Canada Guaranty said in an e-mailed statement that it allows amortizations to be extended to 40 years, to bring borrowers’ ratios back to 39 per cent. And CMHC said its lenders can also stretch amortizations to 40 years in some circumstances.

Similar math could help fixed-rate borrowers who are facing large payment increases at renewal, or borrowers who have variable-rate mortgages without fixed payments. In the latter scenario, payments increase as interest rates rise.

Borrowers who have variable-rate mortgages with fixed payments also sometimes face cost increases during the terms of their mortgages that could be blunted by longer amortizations.

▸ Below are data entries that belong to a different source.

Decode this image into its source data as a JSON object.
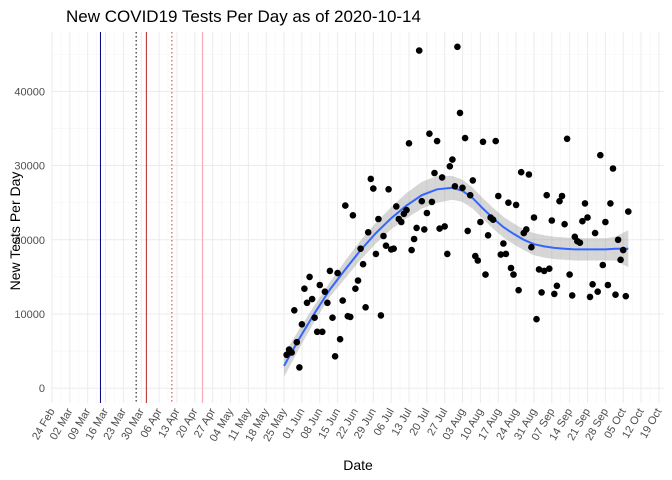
{
  "chart_data": {
    "type": "scatter",
    "title": "New COVID19 Tests Per Day as of 2020-10-14",
    "xlabel": "Date",
    "ylabel": "New Tests Per Day",
    "x_range_days": [
      0,
      240
    ],
    "ylim": [
      -2000,
      48000
    ],
    "y_ticks": [
      0,
      10000,
      20000,
      30000,
      40000
    ],
    "x_ticks": [
      {
        "label": "24 Feb",
        "day": 0
      },
      {
        "label": "02 Mar",
        "day": 7
      },
      {
        "label": "09 Mar",
        "day": 14
      },
      {
        "label": "16 Mar",
        "day": 21
      },
      {
        "label": "23 Mar",
        "day": 28
      },
      {
        "label": "30 Mar",
        "day": 35
      },
      {
        "label": "06 Apr",
        "day": 42
      },
      {
        "label": "13 Apr",
        "day": 49
      },
      {
        "label": "20 Apr",
        "day": 56
      },
      {
        "label": "27 Apr",
        "day": 63
      },
      {
        "label": "04 May",
        "day": 70
      },
      {
        "label": "11 May",
        "day": 77
      },
      {
        "label": "18 May",
        "day": 84
      },
      {
        "label": "25 May",
        "day": 91
      },
      {
        "label": "01 Jun",
        "day": 98
      },
      {
        "label": "08 Jun",
        "day": 105
      },
      {
        "label": "15 Jun",
        "day": 112
      },
      {
        "label": "22 Jun",
        "day": 119
      },
      {
        "label": "29 Jun",
        "day": 126
      },
      {
        "label": "06 Jul",
        "day": 133
      },
      {
        "label": "13 Jul",
        "day": 140
      },
      {
        "label": "20 Jul",
        "day": 147
      },
      {
        "label": "27 Jul",
        "day": 154
      },
      {
        "label": "03 Aug",
        "day": 161
      },
      {
        "label": "10 Aug",
        "day": 168
      },
      {
        "label": "17 Aug",
        "day": 175
      },
      {
        "label": "24 Aug",
        "day": 182
      },
      {
        "label": "31 Aug",
        "day": 189
      },
      {
        "label": "07 Sep",
        "day": 196
      },
      {
        "label": "14 Sep",
        "day": 203
      },
      {
        "label": "21 Sep",
        "day": 210
      },
      {
        "label": "28 Sep",
        "day": 217
      },
      {
        "label": "05 Oct",
        "day": 224
      },
      {
        "label": "12 Oct",
        "day": 231
      },
      {
        "label": "19 Oct",
        "day": 238
      }
    ],
    "vlines": [
      {
        "day": 19,
        "color": "#000080",
        "style": "solid"
      },
      {
        "day": 33,
        "color": "#000000",
        "style": "dotted"
      },
      {
        "day": 37,
        "color": "#b22222",
        "style": "solid"
      },
      {
        "day": 47,
        "color": "#d73027",
        "style": "dotted"
      },
      {
        "day": 59,
        "color": "#f4a6b0",
        "style": "solid"
      }
    ],
    "points": [
      [
        92,
        4500
      ],
      [
        93,
        5200
      ],
      [
        94,
        4800
      ],
      [
        95,
        10500
      ],
      [
        96,
        6200
      ],
      [
        97,
        2800
      ],
      [
        98,
        8600
      ],
      [
        99,
        13400
      ],
      [
        100,
        11500
      ],
      [
        101,
        15000
      ],
      [
        102,
        12000
      ],
      [
        103,
        9500
      ],
      [
        104,
        7600
      ],
      [
        105,
        13900
      ],
      [
        106,
        7600
      ],
      [
        107,
        13000
      ],
      [
        108,
        11500
      ],
      [
        109,
        15800
      ],
      [
        110,
        9500
      ],
      [
        111,
        4300
      ],
      [
        112,
        15500
      ],
      [
        113,
        6600
      ],
      [
        114,
        11800
      ],
      [
        115,
        24600
      ],
      [
        116,
        9700
      ],
      [
        117,
        9600
      ],
      [
        118,
        23300
      ],
      [
        119,
        13400
      ],
      [
        120,
        14500
      ],
      [
        121,
        18800
      ],
      [
        122,
        16700
      ],
      [
        123,
        10900
      ],
      [
        124,
        21000
      ],
      [
        125,
        28200
      ],
      [
        126,
        26900
      ],
      [
        127,
        18100
      ],
      [
        128,
        22800
      ],
      [
        129,
        9800
      ],
      [
        130,
        20500
      ],
      [
        131,
        19200
      ],
      [
        132,
        26800
      ],
      [
        133,
        18700
      ],
      [
        134,
        18800
      ],
      [
        135,
        24500
      ],
      [
        136,
        22800
      ],
      [
        137,
        22400
      ],
      [
        138,
        23500
      ],
      [
        139,
        24000
      ],
      [
        140,
        33000
      ],
      [
        141,
        18600
      ],
      [
        142,
        20100
      ],
      [
        143,
        21600
      ],
      [
        144,
        45500
      ],
      [
        145,
        25200
      ],
      [
        146,
        21400
      ],
      [
        147,
        23600
      ],
      [
        148,
        34300
      ],
      [
        149,
        25100
      ],
      [
        150,
        29000
      ],
      [
        151,
        33300
      ],
      [
        152,
        21500
      ],
      [
        153,
        28400
      ],
      [
        154,
        21800
      ],
      [
        155,
        18100
      ],
      [
        156,
        29900
      ],
      [
        157,
        30800
      ],
      [
        158,
        27200
      ],
      [
        159,
        46000
      ],
      [
        160,
        37100
      ],
      [
        161,
        27000
      ],
      [
        162,
        33700
      ],
      [
        163,
        21200
      ],
      [
        164,
        26000
      ],
      [
        165,
        28000
      ],
      [
        166,
        17800
      ],
      [
        167,
        17200
      ],
      [
        168,
        22400
      ],
      [
        169,
        33200
      ],
      [
        170,
        15300
      ],
      [
        171,
        20600
      ],
      [
        172,
        23000
      ],
      [
        173,
        22700
      ],
      [
        174,
        33300
      ],
      [
        175,
        25900
      ],
      [
        176,
        18000
      ],
      [
        177,
        19500
      ],
      [
        178,
        18100
      ],
      [
        179,
        25000
      ],
      [
        180,
        16200
      ],
      [
        181,
        15300
      ],
      [
        182,
        24700
      ],
      [
        183,
        13200
      ],
      [
        184,
        29100
      ],
      [
        185,
        20900
      ],
      [
        186,
        21400
      ],
      [
        187,
        28800
      ],
      [
        188,
        19000
      ],
      [
        189,
        23000
      ],
      [
        190,
        9300
      ],
      [
        191,
        16000
      ],
      [
        192,
        12900
      ],
      [
        193,
        15800
      ],
      [
        194,
        26000
      ],
      [
        195,
        16100
      ],
      [
        196,
        22600
      ],
      [
        197,
        12700
      ],
      [
        198,
        13800
      ],
      [
        199,
        25200
      ],
      [
        200,
        25900
      ],
      [
        201,
        22100
      ],
      [
        202,
        33600
      ],
      [
        203,
        15300
      ],
      [
        204,
        12500
      ],
      [
        205,
        20400
      ],
      [
        206,
        19800
      ],
      [
        207,
        19600
      ],
      [
        208,
        22500
      ],
      [
        209,
        24900
      ],
      [
        210,
        23000
      ],
      [
        211,
        12300
      ],
      [
        212,
        14000
      ],
      [
        213,
        20900
      ],
      [
        214,
        13000
      ],
      [
        215,
        31400
      ],
      [
        216,
        16600
      ],
      [
        217,
        22400
      ],
      [
        218,
        13900
      ],
      [
        219,
        24900
      ],
      [
        220,
        29600
      ],
      [
        221,
        12600
      ],
      [
        222,
        20000
      ],
      [
        223,
        17300
      ],
      [
        224,
        18600
      ],
      [
        225,
        12400
      ],
      [
        226,
        23800
      ]
    ],
    "smooth": [
      [
        91,
        3000
      ],
      [
        97,
        6700
      ],
      [
        103,
        10100
      ],
      [
        109,
        13300
      ],
      [
        115,
        16000
      ],
      [
        121,
        18600
      ],
      [
        127,
        20900
      ],
      [
        133,
        22900
      ],
      [
        139,
        24600
      ],
      [
        145,
        26000
      ],
      [
        151,
        26800
      ],
      [
        157,
        27000
      ],
      [
        161,
        26600
      ],
      [
        165,
        25600
      ],
      [
        169,
        24200
      ],
      [
        173,
        22900
      ],
      [
        177,
        21700
      ],
      [
        181,
        20800
      ],
      [
        185,
        20000
      ],
      [
        189,
        19400
      ],
      [
        193,
        19100
      ],
      [
        197,
        18900
      ],
      [
        201,
        18800
      ],
      [
        205,
        18700
      ],
      [
        209,
        18700
      ],
      [
        213,
        18700
      ],
      [
        217,
        18700
      ],
      [
        221,
        18800
      ],
      [
        226,
        18800
      ]
    ],
    "band_upper": [
      [
        91,
        4500
      ],
      [
        97,
        8000
      ],
      [
        103,
        11200
      ],
      [
        109,
        14300
      ],
      [
        115,
        17200
      ],
      [
        121,
        19900
      ],
      [
        127,
        22300
      ],
      [
        133,
        24400
      ],
      [
        139,
        26300
      ],
      [
        145,
        27800
      ],
      [
        151,
        28600
      ],
      [
        157,
        28600
      ],
      [
        161,
        28100
      ],
      [
        165,
        27000
      ],
      [
        169,
        25600
      ],
      [
        173,
        24300
      ],
      [
        177,
        23100
      ],
      [
        181,
        22200
      ],
      [
        185,
        21400
      ],
      [
        189,
        20900
      ],
      [
        193,
        20600
      ],
      [
        197,
        20400
      ],
      [
        201,
        20300
      ],
      [
        205,
        20200
      ],
      [
        209,
        20200
      ],
      [
        213,
        20200
      ],
      [
        217,
        20200
      ],
      [
        221,
        20400
      ],
      [
        226,
        21300
      ]
    ],
    "band_lower": [
      [
        91,
        1500
      ],
      [
        97,
        5400
      ],
      [
        103,
        9000
      ],
      [
        109,
        12300
      ],
      [
        115,
        14800
      ],
      [
        121,
        17300
      ],
      [
        127,
        19500
      ],
      [
        133,
        21400
      ],
      [
        139,
        22900
      ],
      [
        145,
        24200
      ],
      [
        151,
        25000
      ],
      [
        157,
        25400
      ],
      [
        161,
        25100
      ],
      [
        165,
        24200
      ],
      [
        169,
        22800
      ],
      [
        173,
        21500
      ],
      [
        177,
        20300
      ],
      [
        181,
        19400
      ],
      [
        185,
        18600
      ],
      [
        189,
        17900
      ],
      [
        193,
        17600
      ],
      [
        197,
        17400
      ],
      [
        201,
        17300
      ],
      [
        205,
        17200
      ],
      [
        209,
        17200
      ],
      [
        213,
        17200
      ],
      [
        217,
        17200
      ],
      [
        221,
        17200
      ],
      [
        226,
        16300
      ]
    ],
    "colors": {
      "point": "#000000",
      "smooth_line": "#3366ff",
      "band": "#999999",
      "grid_major": "#ebebeb",
      "grid_minor": "#f5f5f5"
    }
  }
}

In those types of loans, which make up the make up the majority of variable-rate mortgages in Canada, the amount borrowers owe each month usually remains the same, but more of the money is applied to interest charges when rates climb. The recent spike in borrowing costs has pushed some of these borrowers to the point where their payments are barely enough to make a dent in the principal, or no longer enough to cover the interest owed. This typically prompts lenders to demand bigger payments.

For uninsured mortgages, lenders typically don’t provide a publicly available set of possible loan modification arrangements, Mr. Larock said.

“It’s really between the lender and the borrower to work it out,” he added.

Editor’s note: An earlier version of this article misstated Jim Spitali's title. This version has been corrected.